Andei estudando sofregamente os clássicos marxistas em 1968, chegando a passar dias inteiros na Biblioteca Central de SP, porque a liderança da minha base secundarista caiu no meu colo e eu me sentia desqualificado para exercer o novo papel.

Lembro-me de ter lido que, para Malthus, a equação não fechava porque o necessário para uma sobrevivência digna crescia em progressão aritmética e a população mundial em progressão geométrica.

E que Marx via como possível o primeiro universo também crescer em pg, desde que o desenvolvimento das forças produtivas deixasse de ser entravado pelas relações de produção que o condicionavam à obtenção do lucro e não à satisfação das necessidades humanas.

Depois veio a luta armada, a prisão, a reflexão sobre tudo que ocorrera naqueles anos frenéticos.
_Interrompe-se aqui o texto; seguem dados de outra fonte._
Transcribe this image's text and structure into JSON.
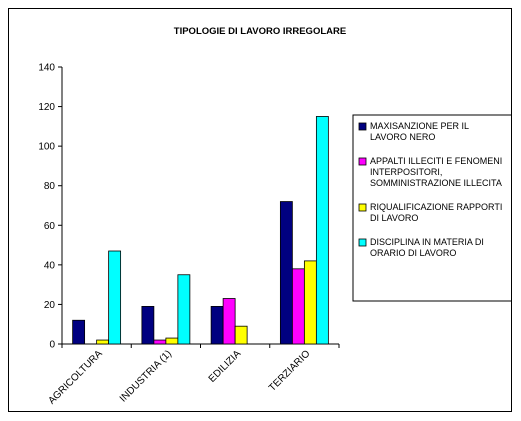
{
  "chart_data": {
    "type": "bar",
    "title": "TIPOLOGIE DI LAVORO IRREGOLARE",
    "xlabel": "",
    "ylabel": "",
    "ylim": [
      0,
      140
    ],
    "yticks": [
      0,
      20,
      40,
      60,
      80,
      100,
      120,
      140
    ],
    "grid": false,
    "legend_position": "right",
    "categories": [
      "AGRICOLTURA",
      "INDUSTRIA (1)",
      "EDILIZIA",
      "TERZIARIO"
    ],
    "series": [
      {
        "name": "MAXISANZIONE PER IL LAVORO NERO",
        "legend_lines": [
          "MAXISANZIONE PER IL",
          "LAVORO NERO"
        ],
        "color": "#000080",
        "values": [
          12,
          19,
          19,
          72
        ]
      },
      {
        "name": "APPALTI ILLECITI E FENOMENI INTERPOSITORI, SOMMINISTRAZIONE ILLECITA",
        "legend_lines": [
          "APPALTI ILLECITI E FENOMENI",
          "INTERPOSITORI,",
          "SOMMINISTRAZIONE ILLECITA"
        ],
        "color": "#ff00ff",
        "values": [
          0,
          2,
          23,
          38
        ]
      },
      {
        "name": "RIQUALIFICAZIONE RAPPORTI DI LAVORO",
        "legend_lines": [
          "RIQUALIFICAZIONE RAPPORTI",
          "DI LAVORO"
        ],
        "color": "#ffff00",
        "values": [
          2,
          3,
          9,
          42
        ]
      },
      {
        "name": "DISCIPLINA IN MATERIA DI ORARIO DI LAVORO",
        "legend_lines": [
          "DISCIPLINA IN MATERIA DI",
          "ORARIO DI LAVORO"
        ],
        "color": "#00ffff",
        "values": [
          47,
          35,
          0,
          115
        ]
      }
    ]
  }
}
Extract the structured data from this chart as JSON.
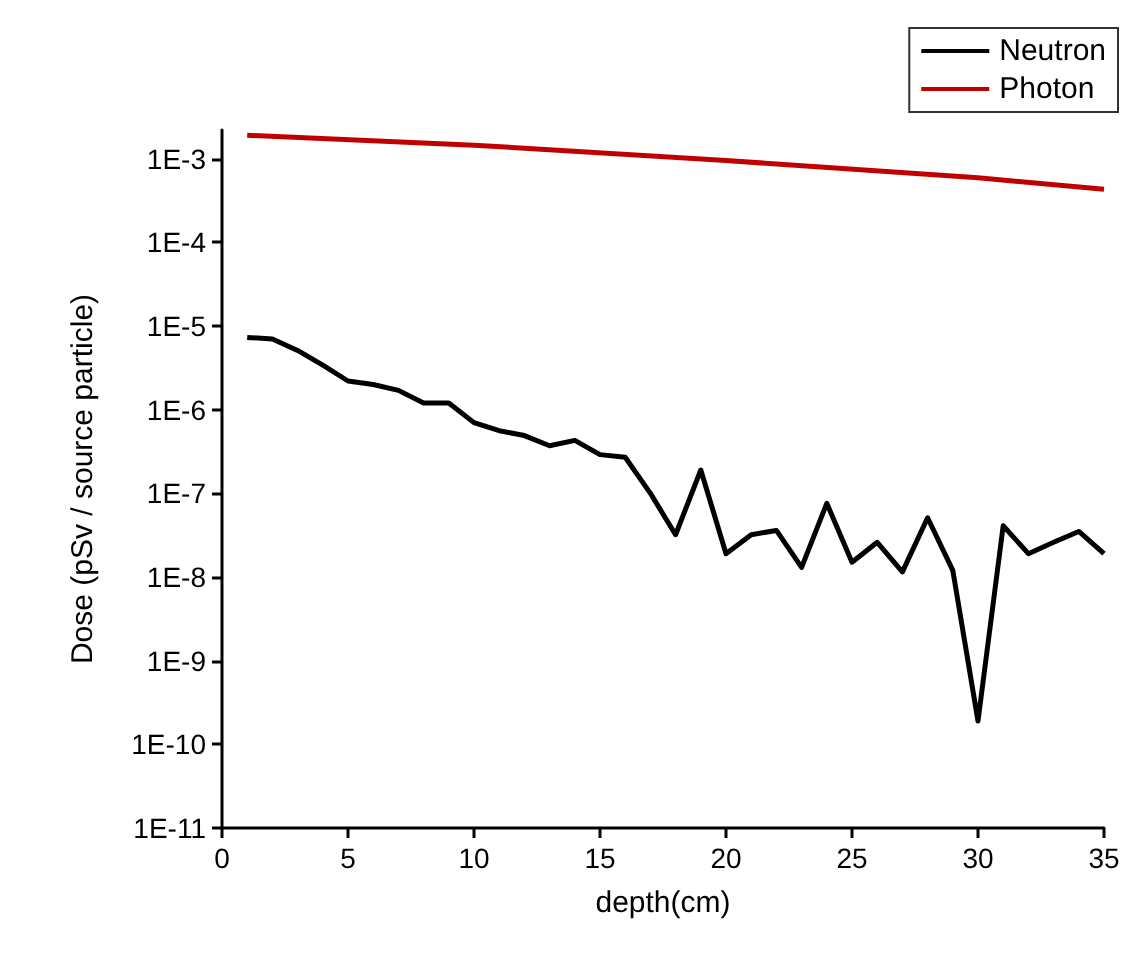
{
  "chart_data": {
    "type": "line",
    "xlabel": "depth(cm)",
    "ylabel": "Dose (pSv / source particle)",
    "log": "y",
    "grid": false,
    "legend": "top right",
    "marker": "none",
    "line_style": "solid",
    "xlim": [
      0,
      35
    ],
    "xticks": [
      0,
      5,
      10,
      15,
      20,
      25,
      30,
      35
    ],
    "ylim": [
      1e-11,
      0.0022
    ],
    "yticks": [
      {
        "value": 1e-11,
        "label": "1E-11"
      },
      {
        "value": 1e-10,
        "label": "1E-10"
      },
      {
        "value": 1e-09,
        "label": "1E-9"
      },
      {
        "value": 1e-08,
        "label": "1E-8"
      },
      {
        "value": 1e-07,
        "label": "1E-7"
      },
      {
        "value": 1e-06,
        "label": "1E-6"
      },
      {
        "value": 1e-05,
        "label": "1E-5"
      },
      {
        "value": 0.0001,
        "label": "1E-4"
      },
      {
        "value": 0.001,
        "label": "1E-3"
      }
    ],
    "series": [
      {
        "name": "Neutron",
        "color": "#000000",
        "x": [
          1,
          2,
          3,
          4,
          5,
          6,
          7,
          8,
          9,
          10,
          11,
          12,
          13,
          14,
          15,
          16,
          17,
          18,
          19,
          20,
          21,
          22,
          23,
          24,
          25,
          26,
          27,
          28,
          29,
          30,
          31,
          32,
          33,
          34,
          35
        ],
        "values": [
          7.3e-06,
          7e-06,
          5.1e-06,
          3.4e-06,
          2.2e-06,
          2e-06,
          1.7e-06,
          1.2e-06,
          1.2e-06,
          7e-07,
          5.6e-07,
          4.9e-07,
          3.7e-07,
          4.3e-07,
          2.9e-07,
          2.7e-07,
          1e-07,
          3.2e-08,
          1.9e-07,
          1.9e-08,
          3.2e-08,
          3.6e-08,
          1.3e-08,
          7.6e-08,
          1.5e-08,
          2.6e-08,
          1.15e-08,
          5.1e-08,
          1.2e-08,
          1.9e-10,
          4.1e-08,
          1.9e-08,
          2.6e-08,
          3.5e-08,
          1.9e-08
        ]
      },
      {
        "name": "Photon",
        "color": "#c00000",
        "x": [
          1,
          10,
          20,
          30,
          35
        ],
        "values": [
          0.0019,
          0.00145,
          0.00095,
          0.00059,
          0.00043
        ]
      }
    ]
  }
}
Voltei à liberdade sentindo-me como o Gilberto Gil: "Meu caminho pelo mundo/ Eu mesmo traço/ A Bahia (no meu caso, a militância de até então) já me deu/ Régua e compasso".

De qualquer forma, mesmo sem me aprofundar no tema, salta aos olhos e clama aos céus que o desperdício insensato dos recursos necessários para a continuidade da existência humana já avançou tanto que a questão não é mais quantos terráqueos poderiam existir numa sociedade perfeita, mas sim como evitarmos que o aquecimento global atinja o ponto de não-retorno e sejamos destruídos por consequências em cascata das alterações climáticas e pela sinergia entre as calamidades já antevistas.

Os filósofos nada mais fizeram do que interpretar a realidade de diversas maneiras, mas a hora de transformá-la não só chegou, como já está passando.

E meu maior temor é que não vejo a mobilização de vontades para que as transformações necessárias sejam efetuadas enquanto a humanidade ainda pode ser salva.